Der DGB fordert, dass öffentliche Aufträge im Bund wie in Hessen und in den anderen Ländern nur an Unternehmen gehen, die ihre Beschäftigten nach Tarif bezahlen. Tariftreue ermöglicht einen fairen Wettbewerb um bessere Qualität. Denn der Wettbewerb geht dann nicht mehr zu Lasten der Beschäftigten. Gute Einkommen und mehr gute Arbeit stützen zudem die Binnenkonjunktur. Gerade wenn der Export schwächelt, ist das wichtig.
„Mit der Verpflichtung zur Tariftreue verhindern wir Lohndumping. Eine wirksame Tariftreueregelung, an der wir für Hessen arbeiten, verpflichtet den Staat als Auftraggeber, Verantwortung zu übernehmen. Gleichzeitig werden Tarifverhandlungen, also fair ausgehandelte Löhne und Arbeitsbedingungen, gefördert. Das entspricht dem Wunsch einer breiten Mehrheit der Beschäftigten in Deutschland.“
Forsa: Mehrheit der Beschäftigten für Tariflöhne
Nach einer aktuellen Forsa-Umfrage im Auftrag des DGB sprechen sich 59 Prozent der Deutschen dafür aus, öffentliche Aufträge nur noch an Unternehmen zu vergeben, die Tariflöhne zahlen. Selbst unter Anhängern von CDU/CSU findet das Tariftreuegesetz demnach breiten Zuspruch: 59 Prozent befürworten das Gesetz, nur 17 Prozent sprechen sich dagegen aus, 24 Prozent sind unentschieden. Die höchsten Zustimmungswerte verzeichnet das geplante Gesetz unter den Anhängern der SPD (73 Prozent), gefolgt von den Grünen (68 Prozent) und der Linken (65 Prozent).
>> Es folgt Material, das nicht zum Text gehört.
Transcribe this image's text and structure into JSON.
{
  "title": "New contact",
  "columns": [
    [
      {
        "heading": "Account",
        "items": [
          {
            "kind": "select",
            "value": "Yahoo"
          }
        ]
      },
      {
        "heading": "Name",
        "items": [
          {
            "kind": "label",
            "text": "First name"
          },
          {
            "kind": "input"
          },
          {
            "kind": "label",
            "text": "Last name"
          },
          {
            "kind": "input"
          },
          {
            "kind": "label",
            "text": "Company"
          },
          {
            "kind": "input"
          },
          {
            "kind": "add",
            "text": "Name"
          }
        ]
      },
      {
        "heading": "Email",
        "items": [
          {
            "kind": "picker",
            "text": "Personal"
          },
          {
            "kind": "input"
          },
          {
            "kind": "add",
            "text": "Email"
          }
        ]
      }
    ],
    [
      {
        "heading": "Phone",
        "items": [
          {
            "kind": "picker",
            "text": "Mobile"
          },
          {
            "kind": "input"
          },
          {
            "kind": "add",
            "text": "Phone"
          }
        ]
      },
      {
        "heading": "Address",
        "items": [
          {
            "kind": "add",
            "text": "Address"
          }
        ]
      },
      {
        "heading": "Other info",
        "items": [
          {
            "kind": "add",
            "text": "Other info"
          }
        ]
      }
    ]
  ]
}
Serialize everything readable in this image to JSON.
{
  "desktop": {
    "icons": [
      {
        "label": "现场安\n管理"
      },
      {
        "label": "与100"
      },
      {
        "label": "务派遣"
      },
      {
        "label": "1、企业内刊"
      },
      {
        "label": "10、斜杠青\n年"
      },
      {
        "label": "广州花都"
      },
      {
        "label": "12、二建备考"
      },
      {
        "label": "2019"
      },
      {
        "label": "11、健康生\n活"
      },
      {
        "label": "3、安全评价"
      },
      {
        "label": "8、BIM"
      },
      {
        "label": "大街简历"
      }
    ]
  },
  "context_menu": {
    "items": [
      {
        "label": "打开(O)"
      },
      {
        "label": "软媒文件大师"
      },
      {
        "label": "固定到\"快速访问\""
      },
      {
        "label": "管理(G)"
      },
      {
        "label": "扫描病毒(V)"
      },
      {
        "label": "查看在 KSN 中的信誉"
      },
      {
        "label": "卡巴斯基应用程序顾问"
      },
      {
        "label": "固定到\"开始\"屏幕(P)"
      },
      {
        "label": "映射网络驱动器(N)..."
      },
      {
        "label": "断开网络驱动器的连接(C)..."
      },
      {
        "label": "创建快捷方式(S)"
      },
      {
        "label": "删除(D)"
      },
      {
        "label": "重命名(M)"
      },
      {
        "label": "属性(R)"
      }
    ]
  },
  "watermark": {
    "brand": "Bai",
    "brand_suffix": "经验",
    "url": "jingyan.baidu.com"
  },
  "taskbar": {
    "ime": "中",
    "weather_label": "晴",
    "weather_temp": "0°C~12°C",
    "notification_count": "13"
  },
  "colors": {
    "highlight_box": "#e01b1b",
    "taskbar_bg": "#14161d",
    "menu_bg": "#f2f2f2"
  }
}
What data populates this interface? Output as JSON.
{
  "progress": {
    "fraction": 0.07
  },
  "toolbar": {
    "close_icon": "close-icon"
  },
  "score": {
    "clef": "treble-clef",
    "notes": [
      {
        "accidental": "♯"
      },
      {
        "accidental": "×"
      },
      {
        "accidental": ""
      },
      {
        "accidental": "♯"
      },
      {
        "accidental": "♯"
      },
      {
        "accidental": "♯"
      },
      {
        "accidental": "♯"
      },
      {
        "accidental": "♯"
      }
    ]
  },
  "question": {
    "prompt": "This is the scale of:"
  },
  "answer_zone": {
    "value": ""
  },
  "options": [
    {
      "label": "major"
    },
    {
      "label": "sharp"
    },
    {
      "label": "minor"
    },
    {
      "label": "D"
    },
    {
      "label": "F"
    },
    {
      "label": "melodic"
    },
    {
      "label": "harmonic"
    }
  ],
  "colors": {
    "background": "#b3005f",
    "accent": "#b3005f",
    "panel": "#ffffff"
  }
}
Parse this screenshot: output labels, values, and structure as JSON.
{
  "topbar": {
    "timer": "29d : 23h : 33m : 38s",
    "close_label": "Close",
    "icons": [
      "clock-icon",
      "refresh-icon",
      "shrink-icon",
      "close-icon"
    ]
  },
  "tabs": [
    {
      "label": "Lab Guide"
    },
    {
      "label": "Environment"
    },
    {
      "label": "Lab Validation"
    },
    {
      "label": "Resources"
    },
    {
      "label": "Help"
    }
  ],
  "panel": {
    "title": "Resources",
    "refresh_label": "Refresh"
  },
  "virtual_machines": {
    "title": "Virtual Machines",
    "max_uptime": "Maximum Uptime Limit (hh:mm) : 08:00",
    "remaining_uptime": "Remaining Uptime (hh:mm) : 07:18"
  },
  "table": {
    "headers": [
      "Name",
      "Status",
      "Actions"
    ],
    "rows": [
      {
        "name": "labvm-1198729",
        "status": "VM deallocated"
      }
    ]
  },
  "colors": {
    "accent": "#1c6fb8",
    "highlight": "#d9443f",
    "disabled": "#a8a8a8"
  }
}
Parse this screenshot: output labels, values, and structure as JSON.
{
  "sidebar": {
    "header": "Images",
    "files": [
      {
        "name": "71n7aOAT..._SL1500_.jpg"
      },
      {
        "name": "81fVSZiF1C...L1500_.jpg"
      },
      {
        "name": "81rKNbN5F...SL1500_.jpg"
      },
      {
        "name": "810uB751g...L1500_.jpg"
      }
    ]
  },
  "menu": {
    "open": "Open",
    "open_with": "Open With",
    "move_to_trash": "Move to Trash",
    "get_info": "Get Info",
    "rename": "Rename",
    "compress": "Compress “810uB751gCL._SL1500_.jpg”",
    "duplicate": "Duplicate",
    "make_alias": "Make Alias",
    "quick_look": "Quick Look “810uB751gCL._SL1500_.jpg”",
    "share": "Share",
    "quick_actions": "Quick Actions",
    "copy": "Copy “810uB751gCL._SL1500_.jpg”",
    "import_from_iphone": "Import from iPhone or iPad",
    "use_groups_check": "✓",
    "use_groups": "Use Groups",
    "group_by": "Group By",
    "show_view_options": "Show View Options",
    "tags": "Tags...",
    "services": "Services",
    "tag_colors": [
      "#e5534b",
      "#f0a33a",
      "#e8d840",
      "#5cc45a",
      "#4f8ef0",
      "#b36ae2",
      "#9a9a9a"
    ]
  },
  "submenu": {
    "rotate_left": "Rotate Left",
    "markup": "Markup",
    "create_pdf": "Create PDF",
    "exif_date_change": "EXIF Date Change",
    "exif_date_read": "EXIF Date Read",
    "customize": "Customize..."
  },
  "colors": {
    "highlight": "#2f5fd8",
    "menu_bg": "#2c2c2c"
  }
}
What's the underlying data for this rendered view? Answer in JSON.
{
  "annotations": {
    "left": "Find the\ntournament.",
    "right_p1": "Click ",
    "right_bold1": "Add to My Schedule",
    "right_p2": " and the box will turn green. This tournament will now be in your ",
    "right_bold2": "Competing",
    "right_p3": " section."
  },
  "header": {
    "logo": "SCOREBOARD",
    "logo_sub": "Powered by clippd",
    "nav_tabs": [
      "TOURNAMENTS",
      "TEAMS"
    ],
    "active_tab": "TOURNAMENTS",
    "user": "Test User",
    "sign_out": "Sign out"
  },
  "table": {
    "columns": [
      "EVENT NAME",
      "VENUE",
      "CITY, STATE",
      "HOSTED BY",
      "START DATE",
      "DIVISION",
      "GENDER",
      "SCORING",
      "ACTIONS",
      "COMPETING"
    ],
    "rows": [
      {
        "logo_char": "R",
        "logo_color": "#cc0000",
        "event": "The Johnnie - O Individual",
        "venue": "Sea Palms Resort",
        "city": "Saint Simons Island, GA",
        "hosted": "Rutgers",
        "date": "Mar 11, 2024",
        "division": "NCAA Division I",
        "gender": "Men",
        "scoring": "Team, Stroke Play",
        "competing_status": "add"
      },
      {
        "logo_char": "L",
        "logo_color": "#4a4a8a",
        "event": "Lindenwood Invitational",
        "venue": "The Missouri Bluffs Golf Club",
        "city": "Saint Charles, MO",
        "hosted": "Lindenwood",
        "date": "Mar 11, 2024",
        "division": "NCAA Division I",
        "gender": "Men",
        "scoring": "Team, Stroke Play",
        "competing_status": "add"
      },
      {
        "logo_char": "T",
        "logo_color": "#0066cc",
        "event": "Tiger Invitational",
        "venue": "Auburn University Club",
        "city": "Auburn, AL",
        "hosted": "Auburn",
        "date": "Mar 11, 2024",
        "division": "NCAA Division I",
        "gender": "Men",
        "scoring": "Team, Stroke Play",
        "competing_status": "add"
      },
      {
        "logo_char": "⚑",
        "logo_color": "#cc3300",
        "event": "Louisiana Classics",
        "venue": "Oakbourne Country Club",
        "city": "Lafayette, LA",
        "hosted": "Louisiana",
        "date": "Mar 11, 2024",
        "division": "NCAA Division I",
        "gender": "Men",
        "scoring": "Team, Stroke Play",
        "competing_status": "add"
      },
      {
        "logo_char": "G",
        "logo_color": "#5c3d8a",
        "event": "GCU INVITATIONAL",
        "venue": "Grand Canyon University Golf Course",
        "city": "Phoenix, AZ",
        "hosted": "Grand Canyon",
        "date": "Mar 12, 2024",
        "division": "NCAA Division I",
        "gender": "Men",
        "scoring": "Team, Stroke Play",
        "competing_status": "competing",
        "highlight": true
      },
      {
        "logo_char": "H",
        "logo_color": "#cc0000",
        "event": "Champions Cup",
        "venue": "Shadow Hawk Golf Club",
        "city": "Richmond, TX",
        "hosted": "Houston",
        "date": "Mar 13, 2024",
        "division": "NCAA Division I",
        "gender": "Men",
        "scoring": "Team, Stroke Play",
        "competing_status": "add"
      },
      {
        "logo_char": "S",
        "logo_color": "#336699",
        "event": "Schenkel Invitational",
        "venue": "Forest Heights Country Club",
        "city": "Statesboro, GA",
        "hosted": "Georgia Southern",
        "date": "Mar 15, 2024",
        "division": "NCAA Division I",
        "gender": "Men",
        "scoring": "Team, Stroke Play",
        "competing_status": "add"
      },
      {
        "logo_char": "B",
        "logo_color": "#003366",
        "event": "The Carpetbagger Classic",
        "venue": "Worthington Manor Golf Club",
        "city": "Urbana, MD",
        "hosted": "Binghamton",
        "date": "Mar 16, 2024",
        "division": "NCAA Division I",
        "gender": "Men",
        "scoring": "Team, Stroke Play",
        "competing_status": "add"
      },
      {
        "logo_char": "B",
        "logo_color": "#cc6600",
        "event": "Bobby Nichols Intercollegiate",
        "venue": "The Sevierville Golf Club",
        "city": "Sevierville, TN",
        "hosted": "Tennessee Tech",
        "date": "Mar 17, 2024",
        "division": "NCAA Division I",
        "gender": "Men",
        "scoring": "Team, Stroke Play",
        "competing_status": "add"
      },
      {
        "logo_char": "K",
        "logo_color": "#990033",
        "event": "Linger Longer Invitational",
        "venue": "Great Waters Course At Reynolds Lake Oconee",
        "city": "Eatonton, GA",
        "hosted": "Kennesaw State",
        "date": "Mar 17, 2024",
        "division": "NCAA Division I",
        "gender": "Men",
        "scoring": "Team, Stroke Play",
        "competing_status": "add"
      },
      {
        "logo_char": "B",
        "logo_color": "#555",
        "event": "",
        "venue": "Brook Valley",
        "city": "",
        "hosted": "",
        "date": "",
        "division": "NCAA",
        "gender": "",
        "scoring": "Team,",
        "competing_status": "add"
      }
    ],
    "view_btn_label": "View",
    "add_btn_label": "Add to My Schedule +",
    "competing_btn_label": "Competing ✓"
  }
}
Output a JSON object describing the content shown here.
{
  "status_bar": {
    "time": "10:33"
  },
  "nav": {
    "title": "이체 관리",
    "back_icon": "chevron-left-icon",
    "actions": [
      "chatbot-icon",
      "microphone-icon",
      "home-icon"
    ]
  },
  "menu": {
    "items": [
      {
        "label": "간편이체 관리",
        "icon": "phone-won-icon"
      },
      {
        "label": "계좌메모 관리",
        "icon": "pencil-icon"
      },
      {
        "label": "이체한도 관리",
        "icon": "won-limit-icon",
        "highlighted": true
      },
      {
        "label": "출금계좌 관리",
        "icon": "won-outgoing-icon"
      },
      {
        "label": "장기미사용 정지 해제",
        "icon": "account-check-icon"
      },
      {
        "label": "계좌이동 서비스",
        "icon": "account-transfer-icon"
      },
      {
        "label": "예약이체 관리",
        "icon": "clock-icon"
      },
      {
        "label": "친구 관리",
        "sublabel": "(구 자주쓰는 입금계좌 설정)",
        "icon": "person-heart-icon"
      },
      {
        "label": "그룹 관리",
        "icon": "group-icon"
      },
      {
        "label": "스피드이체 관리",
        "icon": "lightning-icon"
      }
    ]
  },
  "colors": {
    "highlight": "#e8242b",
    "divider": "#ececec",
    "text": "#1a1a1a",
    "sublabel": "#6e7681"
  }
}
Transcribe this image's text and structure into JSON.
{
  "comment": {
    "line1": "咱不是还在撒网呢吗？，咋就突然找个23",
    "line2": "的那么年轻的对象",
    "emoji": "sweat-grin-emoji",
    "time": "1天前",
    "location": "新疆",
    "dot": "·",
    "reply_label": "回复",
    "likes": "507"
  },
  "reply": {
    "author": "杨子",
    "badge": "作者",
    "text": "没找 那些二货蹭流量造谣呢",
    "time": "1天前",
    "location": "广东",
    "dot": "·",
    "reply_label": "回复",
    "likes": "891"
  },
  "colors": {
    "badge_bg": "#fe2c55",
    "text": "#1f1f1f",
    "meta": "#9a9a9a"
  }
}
Tarifbindung in Deutschland zu niedrig – EU-Richtlinie fordert Handeln
In Deutschland profitieren derzeit nur noch 49 Prozent der Beschäftigten von Tariflöhnen (Branchen- und Firmentarifverträge). Die EU-Mindestlohnrichtlinie sieht für die Mitgliedstaaten eine Tarifbindung von 80 Prozent vor. Mitgliedstaaten, in denen der Wert niedriger ist, mussten bis Ende 2025 einen nationalen Aktionsplan mit Maßnahmen für mehr Tariflöhne vorlegen. Die Bundesregierung ist dem bislang nicht nachgekommen.
Vorteile von Tarifverträgen
Mit Tarifvertrag bekommen Beschäftigte nicht nur im Schnitt 10.900 Euro mehr Gehalt im Jahr (Quelle: destatis, Verdiensterhebung 2025). Sie haben auch mehr Urlaub, öfter und höhere Sonderzahlungen wie Urlaubs- oder Weihnachtsgeld, kürzere Arbeitszeiten, und oft auch einen besseren Kündigungsschutz, als gesetzlich vorgeschrieben.
Zur Umfrage:
Für die repräsentative Umfrage hat Forsa vom 6. bis 13. Februar 2026 insgesamt 1.004 abhängig Beschäftigte befragt.
Hintergrund:
Weniger Steuereinnahmen, weniger Zahlungen in die Sozialversicherung, weniger Kaufkraft: Rechnet man alle Kosten zusammen, beträgt der finanzielle Schaden durch die geringe Tarifbindung insgesamt 123 Milliarden Euro jährlich.